Frank SInatra made two studio sessions with the Count Basie Orchestra in the ’60’s. The first of these, Sinatra-Basie: An Historic Musical First, recorded in 1962, was arranged and conducted by Neal Hefti. The second, It Might As Well Be Swing, made two years later, was a Quincy Jones date. The Hefti session features ten standards, while Quincy’s has a more contemporary feel with tunes like “Hello, Dolly,” “Wives and Lovers,” and “I Can’t Stop Loving You,” and the use of pronounced backbeats and shuffle rhythms. It also includes the classic “Fly Me to the Moon (In Other Words),” which Quincy translated from a waltz to this definitive arrangement in 4/4 time.
Hefti and Jones were both trumpeters and long admirers of Basie brassmen Buck Clayton and Harry “Sweets” Edison. Hefti played a crucial role in Basie’s success with his revived big band of the 1950’s. After disbanding his orchestra in the late ’40’s and fronting an octet for a couple of years, Basie regrouped in 1951 with Hefti, a veteran of Woody Herman’s Second Herd, in tow. Hefti charts like “Little Pony,” “Softly With Feeling,” and “Two for the Blues,” helped define the whisper-to-shout dynamics and ensemble precision of the so-called New Testament Basie band. Their 1958 recording, E=MC²=Count Basie Orchestra+Neal Hefti Arrangements, (reissued as The Atomic Mr. Basie), is among the Desert Island essentials of big band jazz. Hefti’s first date with Sinatra was the terrific Sinatra and Swingin’ Brass , an album that preceded the Sinatra-Basie session by a year.
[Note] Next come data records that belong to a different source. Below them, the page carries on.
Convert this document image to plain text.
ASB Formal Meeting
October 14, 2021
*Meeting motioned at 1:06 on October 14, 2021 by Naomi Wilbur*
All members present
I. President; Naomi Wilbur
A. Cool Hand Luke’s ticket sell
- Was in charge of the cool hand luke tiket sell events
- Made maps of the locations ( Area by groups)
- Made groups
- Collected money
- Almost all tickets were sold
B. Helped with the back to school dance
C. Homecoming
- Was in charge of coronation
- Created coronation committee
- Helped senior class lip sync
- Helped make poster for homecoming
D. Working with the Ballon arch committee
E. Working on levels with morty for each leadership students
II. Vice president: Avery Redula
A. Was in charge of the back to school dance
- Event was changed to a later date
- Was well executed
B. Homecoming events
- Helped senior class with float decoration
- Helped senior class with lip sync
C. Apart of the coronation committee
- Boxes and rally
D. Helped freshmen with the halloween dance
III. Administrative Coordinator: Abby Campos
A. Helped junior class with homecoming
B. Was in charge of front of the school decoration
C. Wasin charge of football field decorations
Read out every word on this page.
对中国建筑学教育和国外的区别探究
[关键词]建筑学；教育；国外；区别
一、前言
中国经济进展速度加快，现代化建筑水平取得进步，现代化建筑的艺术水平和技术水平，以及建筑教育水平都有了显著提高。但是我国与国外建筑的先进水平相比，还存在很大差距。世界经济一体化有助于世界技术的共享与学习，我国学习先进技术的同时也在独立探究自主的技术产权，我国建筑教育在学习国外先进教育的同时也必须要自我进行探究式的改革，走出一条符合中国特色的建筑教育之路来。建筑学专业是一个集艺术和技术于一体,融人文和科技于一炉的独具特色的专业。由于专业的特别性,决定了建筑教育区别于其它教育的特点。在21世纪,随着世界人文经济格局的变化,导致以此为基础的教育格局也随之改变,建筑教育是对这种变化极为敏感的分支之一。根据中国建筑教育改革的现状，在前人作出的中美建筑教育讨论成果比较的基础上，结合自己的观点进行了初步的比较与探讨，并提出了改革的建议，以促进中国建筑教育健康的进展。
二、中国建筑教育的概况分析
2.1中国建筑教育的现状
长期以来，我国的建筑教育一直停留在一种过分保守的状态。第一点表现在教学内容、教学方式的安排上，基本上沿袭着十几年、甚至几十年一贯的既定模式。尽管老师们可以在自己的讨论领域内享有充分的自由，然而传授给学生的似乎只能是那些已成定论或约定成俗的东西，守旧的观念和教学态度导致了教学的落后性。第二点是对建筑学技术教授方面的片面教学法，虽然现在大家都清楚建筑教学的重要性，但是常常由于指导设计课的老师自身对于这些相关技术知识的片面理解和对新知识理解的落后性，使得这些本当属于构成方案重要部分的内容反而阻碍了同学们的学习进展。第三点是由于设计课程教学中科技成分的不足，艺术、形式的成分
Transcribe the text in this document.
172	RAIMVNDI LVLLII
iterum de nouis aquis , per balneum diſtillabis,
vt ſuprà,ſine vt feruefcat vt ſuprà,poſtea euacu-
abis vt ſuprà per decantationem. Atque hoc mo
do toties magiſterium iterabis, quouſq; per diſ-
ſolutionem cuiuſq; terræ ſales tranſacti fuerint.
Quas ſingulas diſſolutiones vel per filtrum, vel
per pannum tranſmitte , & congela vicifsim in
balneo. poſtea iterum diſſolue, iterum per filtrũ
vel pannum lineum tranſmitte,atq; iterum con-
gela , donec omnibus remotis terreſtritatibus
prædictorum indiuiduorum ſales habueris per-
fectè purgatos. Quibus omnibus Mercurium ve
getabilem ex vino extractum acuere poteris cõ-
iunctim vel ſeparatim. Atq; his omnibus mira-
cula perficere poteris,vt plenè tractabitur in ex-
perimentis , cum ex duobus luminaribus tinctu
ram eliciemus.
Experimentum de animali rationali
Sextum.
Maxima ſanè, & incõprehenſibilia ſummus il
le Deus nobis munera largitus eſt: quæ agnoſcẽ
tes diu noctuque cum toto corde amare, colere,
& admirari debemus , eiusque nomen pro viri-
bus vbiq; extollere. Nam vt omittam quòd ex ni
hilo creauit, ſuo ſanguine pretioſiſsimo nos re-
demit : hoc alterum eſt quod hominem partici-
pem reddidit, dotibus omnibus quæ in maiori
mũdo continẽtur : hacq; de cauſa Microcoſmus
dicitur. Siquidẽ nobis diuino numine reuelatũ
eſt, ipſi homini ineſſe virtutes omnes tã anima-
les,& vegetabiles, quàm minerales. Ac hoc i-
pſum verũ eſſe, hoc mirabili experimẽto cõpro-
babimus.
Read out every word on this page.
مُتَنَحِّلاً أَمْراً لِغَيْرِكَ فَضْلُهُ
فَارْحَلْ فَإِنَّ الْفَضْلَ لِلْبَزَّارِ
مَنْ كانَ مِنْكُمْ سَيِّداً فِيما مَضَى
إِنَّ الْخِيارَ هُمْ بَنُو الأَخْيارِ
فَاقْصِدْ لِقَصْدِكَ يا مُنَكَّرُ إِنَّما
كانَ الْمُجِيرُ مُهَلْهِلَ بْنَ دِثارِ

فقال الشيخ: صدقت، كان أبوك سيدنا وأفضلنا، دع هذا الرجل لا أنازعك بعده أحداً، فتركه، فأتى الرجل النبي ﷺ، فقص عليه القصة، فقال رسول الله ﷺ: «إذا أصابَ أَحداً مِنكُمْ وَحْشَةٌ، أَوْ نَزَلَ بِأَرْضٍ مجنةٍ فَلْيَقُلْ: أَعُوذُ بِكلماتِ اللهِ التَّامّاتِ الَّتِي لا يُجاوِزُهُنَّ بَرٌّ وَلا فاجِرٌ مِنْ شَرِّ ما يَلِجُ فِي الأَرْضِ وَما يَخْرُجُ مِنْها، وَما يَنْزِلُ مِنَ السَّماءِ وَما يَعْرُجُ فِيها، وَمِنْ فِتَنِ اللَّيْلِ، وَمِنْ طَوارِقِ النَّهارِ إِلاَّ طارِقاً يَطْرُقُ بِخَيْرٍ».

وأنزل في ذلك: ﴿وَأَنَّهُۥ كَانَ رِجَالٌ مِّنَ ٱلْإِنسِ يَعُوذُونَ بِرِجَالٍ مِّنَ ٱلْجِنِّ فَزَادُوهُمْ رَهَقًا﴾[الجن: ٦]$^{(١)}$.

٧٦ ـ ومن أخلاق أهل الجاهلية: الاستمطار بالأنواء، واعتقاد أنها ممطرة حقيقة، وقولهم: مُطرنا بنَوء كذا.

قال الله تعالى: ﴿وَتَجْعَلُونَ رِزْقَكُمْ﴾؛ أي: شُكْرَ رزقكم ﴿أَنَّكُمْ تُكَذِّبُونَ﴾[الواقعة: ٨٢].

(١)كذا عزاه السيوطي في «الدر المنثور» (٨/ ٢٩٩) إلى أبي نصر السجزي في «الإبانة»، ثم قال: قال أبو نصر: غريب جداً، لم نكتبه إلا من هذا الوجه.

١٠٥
Concord has just reissued the two Sinatra-Basie Reprise studio sessions in a remastered edition that includes original liner notes and Stan Cornyn’s interview with Quincy Jones. Q describes Sinatra as “so alert musically and so resilient…so flexible musically that he fits easily into every situation.” He says that “Basie’s drummer, Sonny Payne, remarked at the time what a pleasure it was to work with a singer so musical…a man who, in a sense, was able to swing him” Jones goes on to attribute the magical rapport between Sinatra and Basie to “their remarkable ability to eliminate the negative.”
We’ll hear several selections from the reissue of The Complete Reprise Studio Recordings in tonight’s Jazz à la Mode.